UN PASSEUR, UN COLIS, UN TéLéPHONE ET UN MYSTéRIEUX RéSEAU INDIEN

La scène se déroule l’été passé, en plein milieu de la nuit, sur une route rurale américaine, à quelques encablures de la frontière canadienne et du village québécois d’Hemmingford.

En cette fin du mois de juillet, un patrouilleur américain repère un véhicule suspect qui emprunte une voie d’ordinaire peu fréquentée de Mooers Forks, surtout à cette période de la journée, un secteur supposé tranquille, dans le nord de l'État de New York.

À l’intérieur de ce VUS noir, surprise : des individus sont empilés les uns sur les autres, avec des vêtements mouillés et des sacs à dos.

En plus du conducteur, 14 personnes sortent de la voiture, censée accueillir un maximum de huit passagers. Tous, sans exception, sont des migrants indiens, provenant du Québec, qui viennent de traverser illégalement la frontière, à pied, à travers les bois voisins. Aucun ne parle anglais.

Le chauffeur, Abhishek Bhandari, un résident américain d’origine indienne, a fini par plaider coupable, il y a quelques jours, devant un tribunal de l’État de New York pour avoir joué un rôle dans l'arrivée illégale de migrants et pour les avoir transportés aux États-Unis, en échange d'un gain financier.

Il risque désormais jusqu’à 10 ans de prison et sa peine sera dévoilée en août.

Un scénario digne d'un roman d'espionnage

Alors que le nombre de passages clandestins, liés notamment à des Indiens, a atteint un niveau record dans ce secteur, cette arrestation illustre l’organisation de ces réseaux criminels, qui sévissent de plus en plus entre le Canada et les États-Unis.

L'histoire étonnante d'Abhishek Bhandari, le conducteur du véhicule l’été passé, en est un bon exemple.
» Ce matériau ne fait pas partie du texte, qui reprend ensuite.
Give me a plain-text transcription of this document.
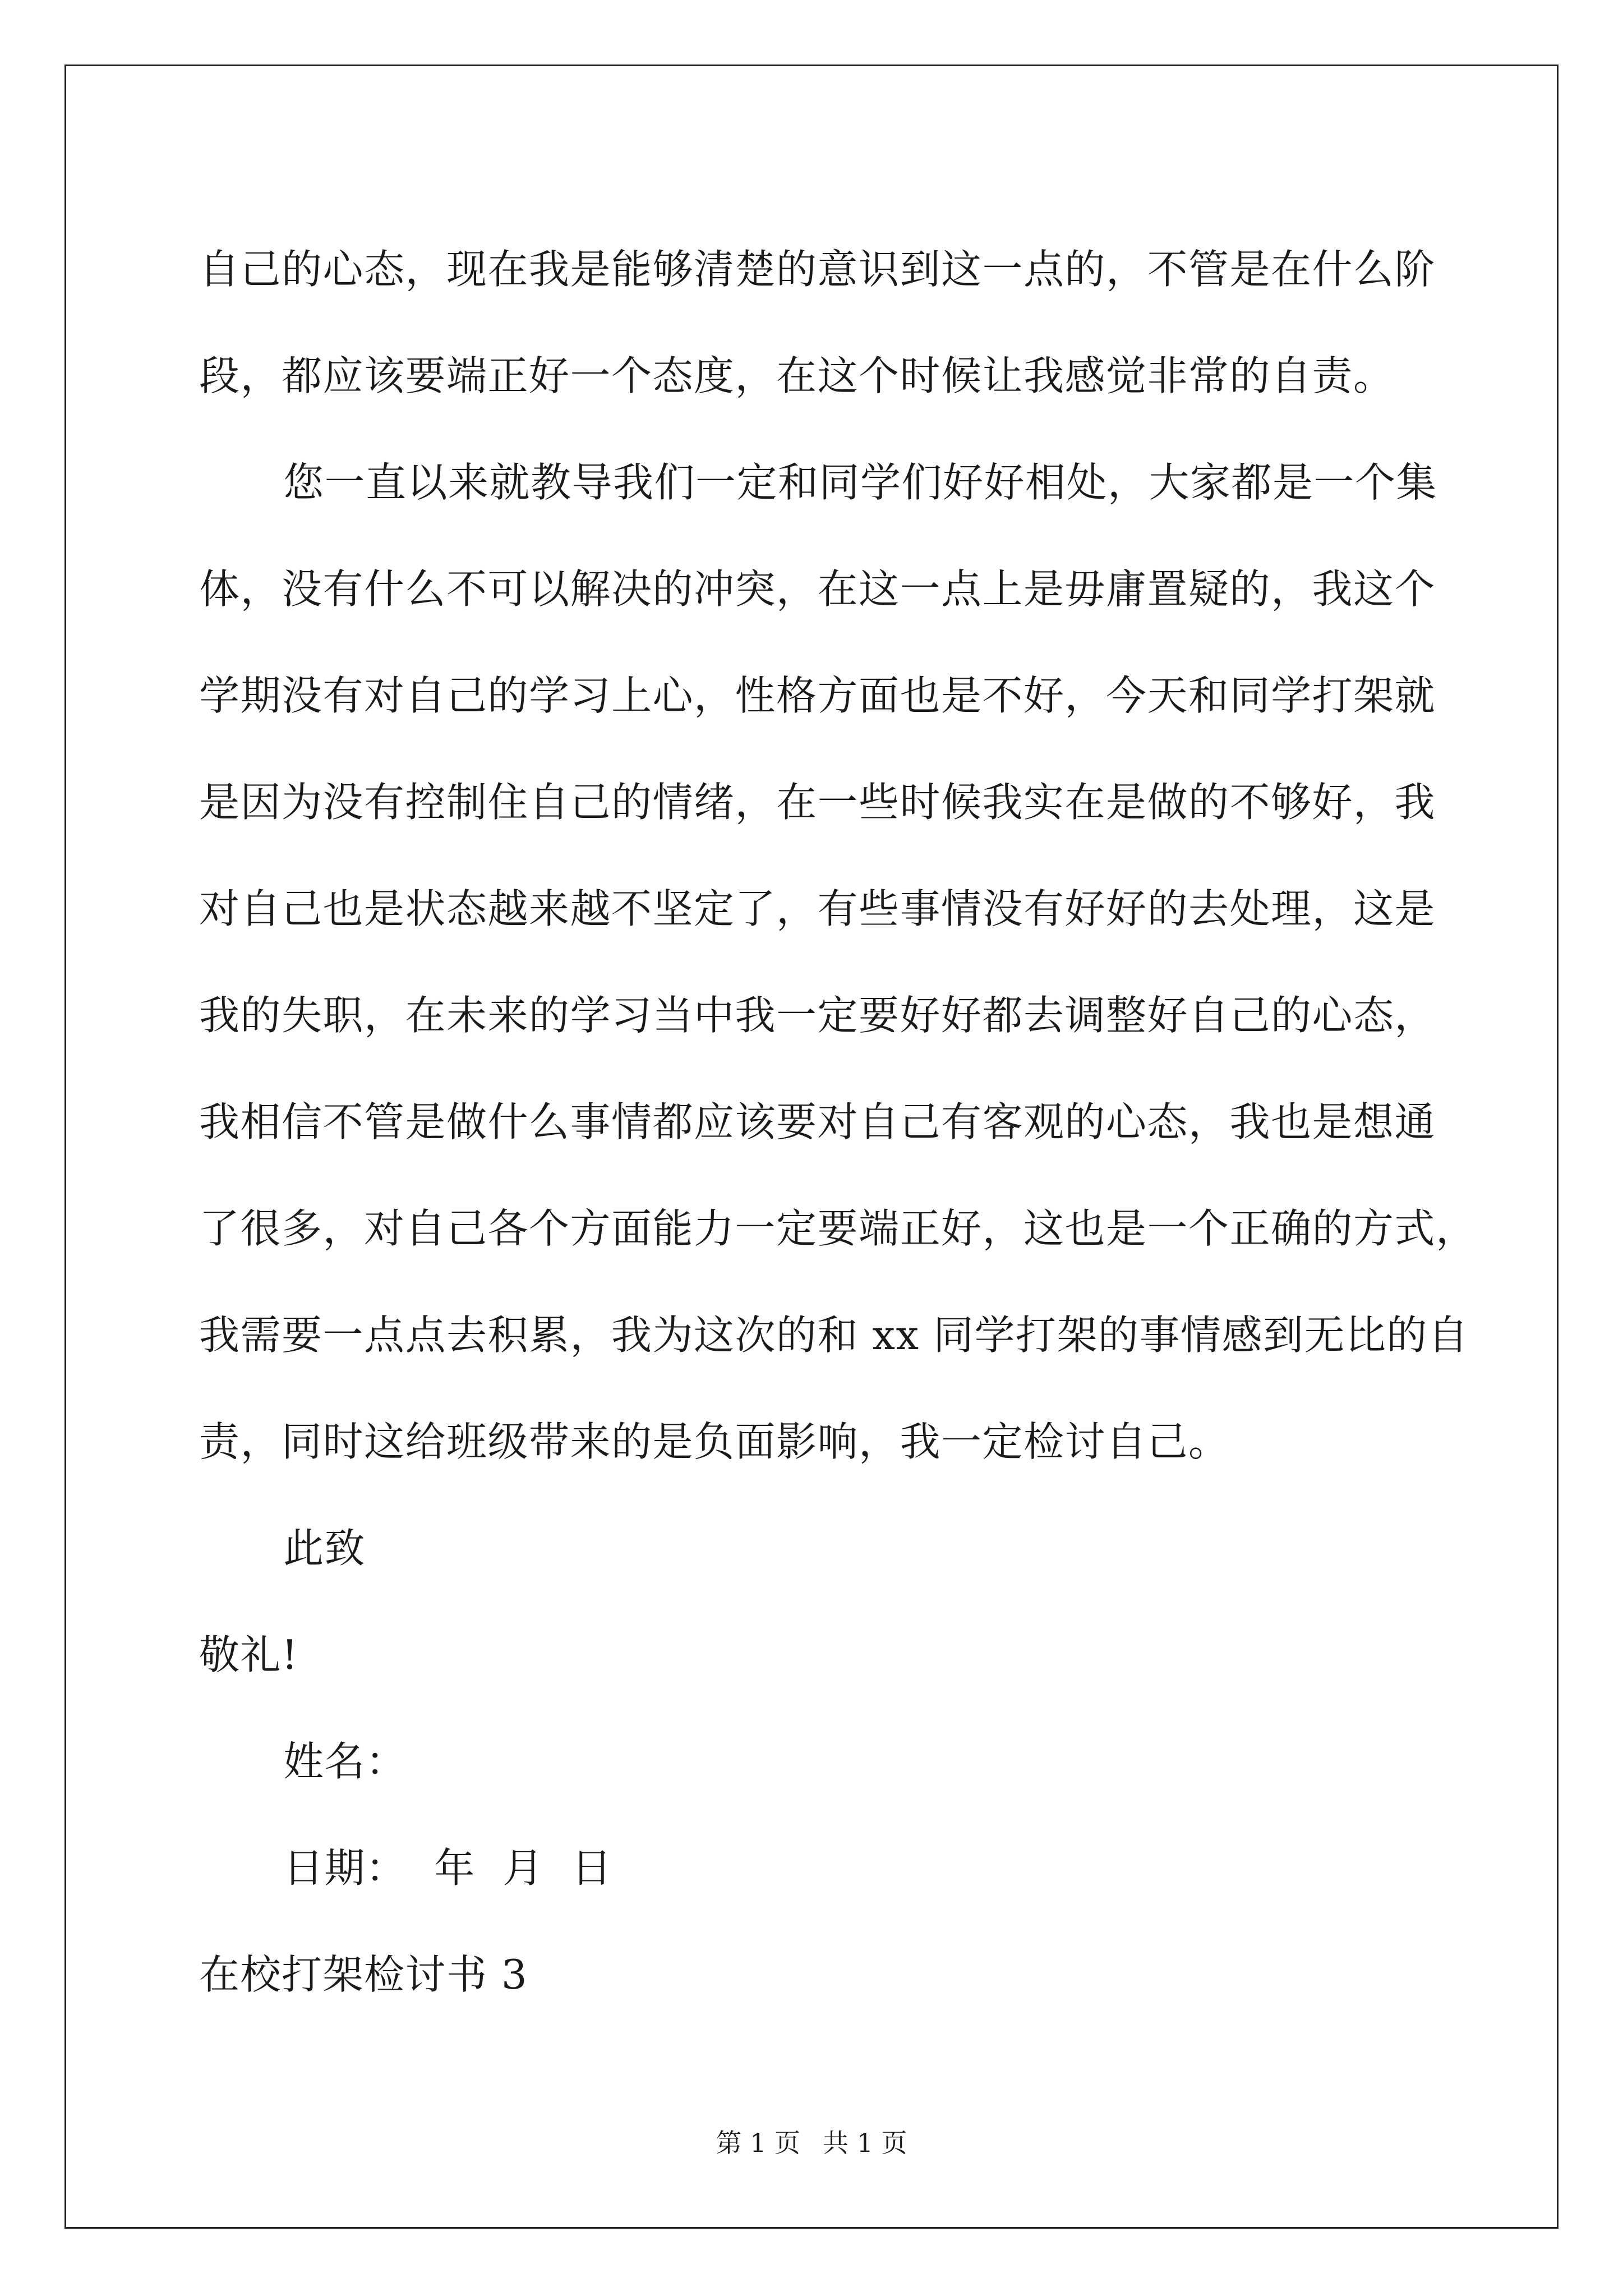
自己的心态，现在我是能够清楚的意识到这一点的，不管是在什么阶
段，都应该要端正好一个态度，在这个时候让我感觉非常的自责。
您一直以来就教导我们一定和同学们好好相处，大家都是一个集
体，没有什么不可以解决的冲突，在这一点上是毋庸置疑的，我这个
学期没有对自己的学习上心，性格方面也是不好，今天和同学打架就
是因为没有控制住自己的情绪，在一些时候我实在是做的不够好，我
对自己也是状态越来越不坚定了，有些事情没有好好的去处理，这是
我的失职，在未来的学习当中我一定要好好都去调整好自己的心态，
我相信不管是做什么事情都应该要对自己有客观的心态，我也是想通
了很多，对自己各个方面能力一定要端正好，这也是一个正确的方式，
我需要一点点去积累，我为这次的和 xx 同学打架的事情感到无比的自
责，同时这给班级带来的是负面影响，我一定检讨自己。
此致
敬礼!
姓名：
日期：  年  月  日
在校打架检讨书 3
第 1 页 共 1 页
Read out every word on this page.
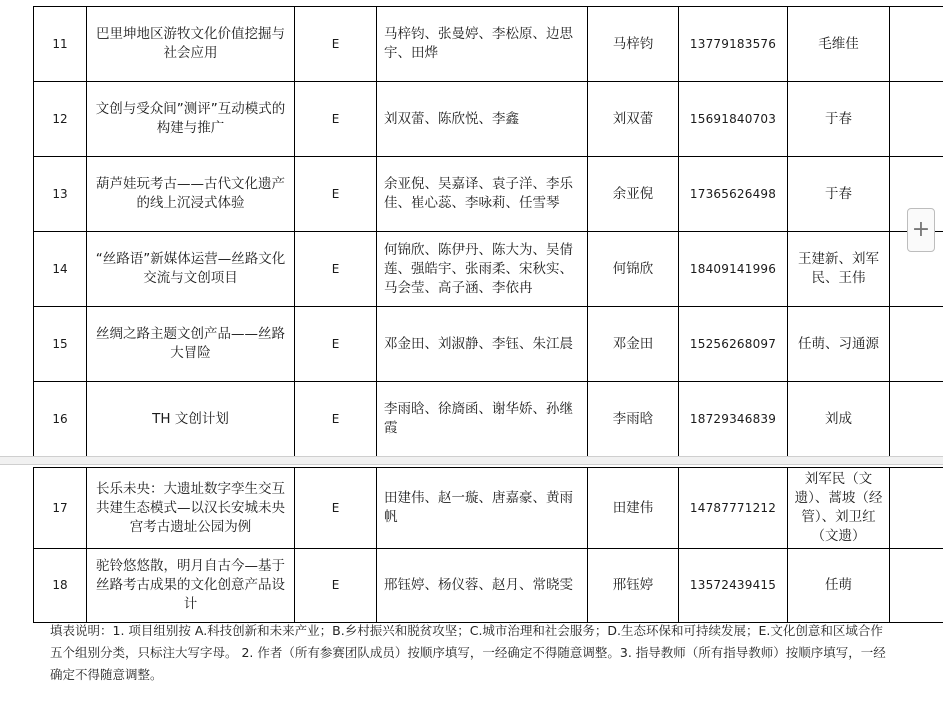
11	巴里坤地区游牧文化价值挖掘与社会应用	E	马梓钧、张曼婷、李松原、边思宇、田烨	马梓钧	13779183576	毛维佳	
12	文创与受众间”测评”互动模式的构建与推广	E	刘双蕾、陈欣悦、李鑫	刘双蕾	15691840703	于春	
13	葫芦娃玩考古——古代文化遗产的线上沉浸式体验	E	余亚倪、吴嘉译、袁子洋、李乐佳、崔心蕊、李咏莉、任雪琴	余亚倪	17365626498	于春	
14	“丝路语”新媒体运营—丝路文化交流与文创项目	E	何锦欣、陈伊丹、陈大为、吴倩莲、强皓宇、张雨柔、宋秋实、马会莹、高子涵、李依冉	何锦欣	18409141996	王建新、刘军民、王伟	
15	丝绸之路主题文创产品——丝路大冒险	E	邓金田、刘淑静、李钰、朱江晨	邓金田	15256268097	任萌、习通源	
16	TH 文创计划	E	李雨晗、徐旖函、谢华娇、孙继霞	李雨晗	18729346839	刘成	
17	长乐未央：大遗址数字孪生交互共建生态模式—以汉长安城未央宫考古遗址公园为例	E	田建伟、赵一璇、唐嘉豪、黄雨帆	田建伟	14787771212	刘军民（文遗）、蒿坡（经管）、刘卫红（文遗）	
18	驼铃悠悠散，明月自古今—基于丝路考古成果的文化创意产品设计	E	邢钰婷、杨仪蓉、赵月、常晓雯	邢钰婷	13572439415	任萌	
填表说明：1. 项目组别按 A.科技创新和未来产业；B.乡村振兴和脱贫攻坚；C.城市治理和社会服务；D.生态环保和可持续发展；E.文化创意和区域合作五个组别分类，只标注大写字母。 2. 作者（所有参赛团队成员）按顺序填写，一经确定不得随意调整。3. 指导教师（所有指导教师）按顺序填写，一经确定不得随意调整。
+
Révélée par des documents judiciaires américains, elle s'avère même digne d’un scénario d’espionnage.

Avant de recueillir ces 14 Indiens, M. Bhandari vivait en Floride. Un mois avant ce passage clandestin, il jure avoir reçu un curieux colis contenant un téléphone à clapet et 1000 $, en liquide. Quelques heures plus tard, l’appareil sonne. Au bout du fil, un homme inconnu lui demande d'emmener sa famille à New York.

Abhishek Bhandari accepte et prend un vol de Tampa, jusqu’au New Jersey. Sur les ordres du mystérieux interlocuteur, il se rend ensuite dans le stationnement d’un Walmart, à Plattsburgh.

Il est 22 h. Une Jeep Wagoneer l’attend, déverrouillée, avec les clefs sur le tableau de bord et un nouveau téléphone posé à l’intérieur.

Le même homme, selon le témoignage de Bhandari, le dirige vers la frontière, à une quarantaine de kilomètres de Plattsburgh, et l’incite à rouler doucement autour de la zone jusqu’à ce qu’il puisse entendre des gens dans les bois. S'ensuit l'arrestation collective par la police américaine, quelques minutes plus tard.

Qui est derrière ce réseau? Aucun détail concernant la structure du groupe à l’origine de ces traversées n'apparaît cependant dans les documents judiciaires américains.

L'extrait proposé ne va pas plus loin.